Od pewnego czasu, chodzi mi po głowie taka myśl: a może kupić by jakiegoś rzęcha, takiego totalnie zdezelowanego. Z przerdzewiałą budą, z zawieszeniem wymagającym gruntownej modernizacji. Z wnętrzem, które od nowości nie widziało odkurzacza, takim gdzie w tapicerce jest więcej dziur i wystającej gąbki, niż rzeczywistego materiału. Takie autko, którego cena nie byłaby wyższa niż 3/4 tysiące PLN. I zrobić z niego cudo. Na spokojnie, z ogromną pieczołowitością, poddać renowacji każdy, najmniejszy detal, by wyglądał tak, jak ja to sobie wyobraziłem. Chciałbym móc w wolny wieczór po pracy usiąść w garażu, z słuchawkami na uszach i spokojnie, bez pośpiechu go naprawiać. Tak jak często w tych starszych amerykańskich filmach. A potem, któregoś pięknego weekendu, jak gdyby nigdy nic, pojechać nim na miasto. Nawet jak to piszę, widzę ten widok oczami wyobraźni i mam na to coraz większą ochotę.
Nie musiałby być to niewiadomo jaki samochód. Ale fajnie by było, gdyby to był jakiś youngtimer. Oczywiście, że chciałbym mieć starego Mustanga albo Camaro SS. Kto by nie chciał? Ale myślę, że na to przyjdzie jeszcze czas, mam na te modele swój specjalny plan na przyszłość. Może się go uda zrealizować.

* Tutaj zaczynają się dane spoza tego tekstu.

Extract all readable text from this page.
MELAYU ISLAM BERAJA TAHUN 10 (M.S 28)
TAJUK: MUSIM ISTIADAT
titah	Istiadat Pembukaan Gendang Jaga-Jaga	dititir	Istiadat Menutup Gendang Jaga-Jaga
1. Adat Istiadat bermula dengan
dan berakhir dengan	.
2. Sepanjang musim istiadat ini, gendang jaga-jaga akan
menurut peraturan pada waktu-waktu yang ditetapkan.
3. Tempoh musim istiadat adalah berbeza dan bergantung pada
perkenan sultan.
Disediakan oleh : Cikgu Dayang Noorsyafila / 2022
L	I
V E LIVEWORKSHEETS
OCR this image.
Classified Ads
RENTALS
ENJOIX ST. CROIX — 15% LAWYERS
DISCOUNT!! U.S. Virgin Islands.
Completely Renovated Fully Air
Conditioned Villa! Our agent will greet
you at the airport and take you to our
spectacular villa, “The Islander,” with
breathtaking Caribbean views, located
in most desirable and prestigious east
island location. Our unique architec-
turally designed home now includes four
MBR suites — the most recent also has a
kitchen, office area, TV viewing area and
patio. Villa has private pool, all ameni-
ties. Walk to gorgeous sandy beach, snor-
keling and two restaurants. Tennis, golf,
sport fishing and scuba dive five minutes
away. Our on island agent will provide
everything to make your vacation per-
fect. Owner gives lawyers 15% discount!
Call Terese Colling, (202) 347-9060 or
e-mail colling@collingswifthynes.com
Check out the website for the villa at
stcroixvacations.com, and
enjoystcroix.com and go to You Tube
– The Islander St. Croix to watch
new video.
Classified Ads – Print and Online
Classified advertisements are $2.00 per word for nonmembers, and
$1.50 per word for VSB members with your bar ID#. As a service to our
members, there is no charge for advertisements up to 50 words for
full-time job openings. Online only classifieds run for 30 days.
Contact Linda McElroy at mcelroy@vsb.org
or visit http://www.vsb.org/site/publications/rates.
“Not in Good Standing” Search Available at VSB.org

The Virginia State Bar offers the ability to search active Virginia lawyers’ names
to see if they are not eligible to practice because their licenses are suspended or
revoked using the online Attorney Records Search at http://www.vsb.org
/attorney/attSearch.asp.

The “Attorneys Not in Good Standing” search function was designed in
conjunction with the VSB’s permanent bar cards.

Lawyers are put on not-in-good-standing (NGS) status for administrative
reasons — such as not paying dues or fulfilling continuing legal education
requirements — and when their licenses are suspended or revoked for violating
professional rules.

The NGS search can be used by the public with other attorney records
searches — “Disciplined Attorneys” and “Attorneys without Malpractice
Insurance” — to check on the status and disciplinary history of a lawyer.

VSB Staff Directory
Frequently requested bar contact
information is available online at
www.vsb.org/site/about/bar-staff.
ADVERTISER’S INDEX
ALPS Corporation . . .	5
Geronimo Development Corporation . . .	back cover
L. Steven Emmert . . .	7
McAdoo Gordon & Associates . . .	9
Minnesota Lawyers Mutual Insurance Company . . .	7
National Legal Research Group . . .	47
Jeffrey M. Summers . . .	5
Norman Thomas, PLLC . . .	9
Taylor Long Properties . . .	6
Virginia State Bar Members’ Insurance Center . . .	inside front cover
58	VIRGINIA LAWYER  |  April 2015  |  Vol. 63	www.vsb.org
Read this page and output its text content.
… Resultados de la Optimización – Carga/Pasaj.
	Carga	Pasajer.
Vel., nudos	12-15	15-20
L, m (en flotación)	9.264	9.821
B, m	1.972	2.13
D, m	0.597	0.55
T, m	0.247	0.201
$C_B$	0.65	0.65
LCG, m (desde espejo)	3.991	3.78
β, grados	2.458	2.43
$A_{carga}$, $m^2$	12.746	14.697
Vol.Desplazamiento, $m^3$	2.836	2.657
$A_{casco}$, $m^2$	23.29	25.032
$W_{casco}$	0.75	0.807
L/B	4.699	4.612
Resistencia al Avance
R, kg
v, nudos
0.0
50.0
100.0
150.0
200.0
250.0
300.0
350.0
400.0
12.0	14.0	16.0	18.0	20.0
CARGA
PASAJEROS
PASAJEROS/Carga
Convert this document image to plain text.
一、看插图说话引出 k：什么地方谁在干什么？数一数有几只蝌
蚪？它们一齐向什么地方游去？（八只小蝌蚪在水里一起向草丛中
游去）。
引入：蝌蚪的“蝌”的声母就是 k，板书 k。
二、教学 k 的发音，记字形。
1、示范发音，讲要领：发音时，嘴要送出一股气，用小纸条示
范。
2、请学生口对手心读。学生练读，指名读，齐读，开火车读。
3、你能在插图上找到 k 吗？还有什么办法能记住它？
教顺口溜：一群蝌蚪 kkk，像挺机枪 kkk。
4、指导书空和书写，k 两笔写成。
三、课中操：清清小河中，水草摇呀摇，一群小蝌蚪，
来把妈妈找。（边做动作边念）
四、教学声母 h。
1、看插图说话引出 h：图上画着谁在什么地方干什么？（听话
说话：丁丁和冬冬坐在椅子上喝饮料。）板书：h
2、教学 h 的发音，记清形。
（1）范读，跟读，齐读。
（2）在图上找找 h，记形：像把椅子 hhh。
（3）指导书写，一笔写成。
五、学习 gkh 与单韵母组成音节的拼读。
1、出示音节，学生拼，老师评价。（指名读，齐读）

Przeglądałem allegro w poszukiwaniu jakiś dość tanich modeli do renowacji. Myślałem o starym Fordzie Escorcie, ale to już zaczyna być auto unikatowe, więc i jego cena wędruje dość mocno w górę. Przez myśl przechodziło mi również stare BMW 6 e24. Ale tutaj sytuacja się powtarza, ceny są coraz większe, szczególnie tych z manualną skrzynią, a zresztą bardziej plasuje to auto obok ww. Mustanga, więc jego czas kiedyś jeszcze nadejdzie. Z drugiej strony nie chcę się też bawić w jakieś auta z przełomu lat 80’ i 90’, które już są dość stare, ale nie mają jeszcze ego fajnego klimatu starych samochodów. Pewnie dlatego, że sam jestem dzieckiem tych lat i pamiętam jak wiele z nich wchodziło do sprzedaży. Stary Fiat 500 jakoś nigdy do mnie nie przemawiał, tak samo Mini. A Garbus jest chyba troszkę zbyt oklepany. Szukałem więc dalej i znalazłem coś, co by mi bardzo odpowiadało, pod każdym względem.
VW Golf MK1 Cabrio
Proszę się nie śmiać, mówię w zupełności serio! To auto spełnia wszystkie wymagania, jakie stawiam przed tego typu projektem. Jest tani? Jest, to auto jest wciąż tanie jak barszcz. Tzn. bywa, o ile nie jest odrestaurowane. Jest to youngtimer? Oczywiście, że tak, przecież pierwsze modele pojawiły się w sprzedaży w roku 1974. Minęło więc już 39 lat. Ej, w przyszłym roku będzie już 40, ciekawe więc czy wypuszczą jakąś specjalną wersję aktualnego Golfa. No nic, zobaczymy. Co dalej… no tak, części. Ich dostępność jest wciąż bardzo dobra, bo wiele było również użytych w Golfie MK2. Poza tym, Golf MK1 jest prosty jak budowa cepa, więc nawet taki laik jak ja powinien dać radę z wieloma rzeczami. Ok., nie będę w stanie go sam polakierować, albo zszyć tapicerki, nie jestem typową złotą rączką. Ale coś przy zawieszeniu czy silniku, jak, dajmy na to, gaźnik, z pomocą odpowiednich osób, pewnie będę w stanie ogarnąć. Dzięki prostocie konstrukcji wiele zepsuć się nie da, za to nauczyć można się bardzo wiele.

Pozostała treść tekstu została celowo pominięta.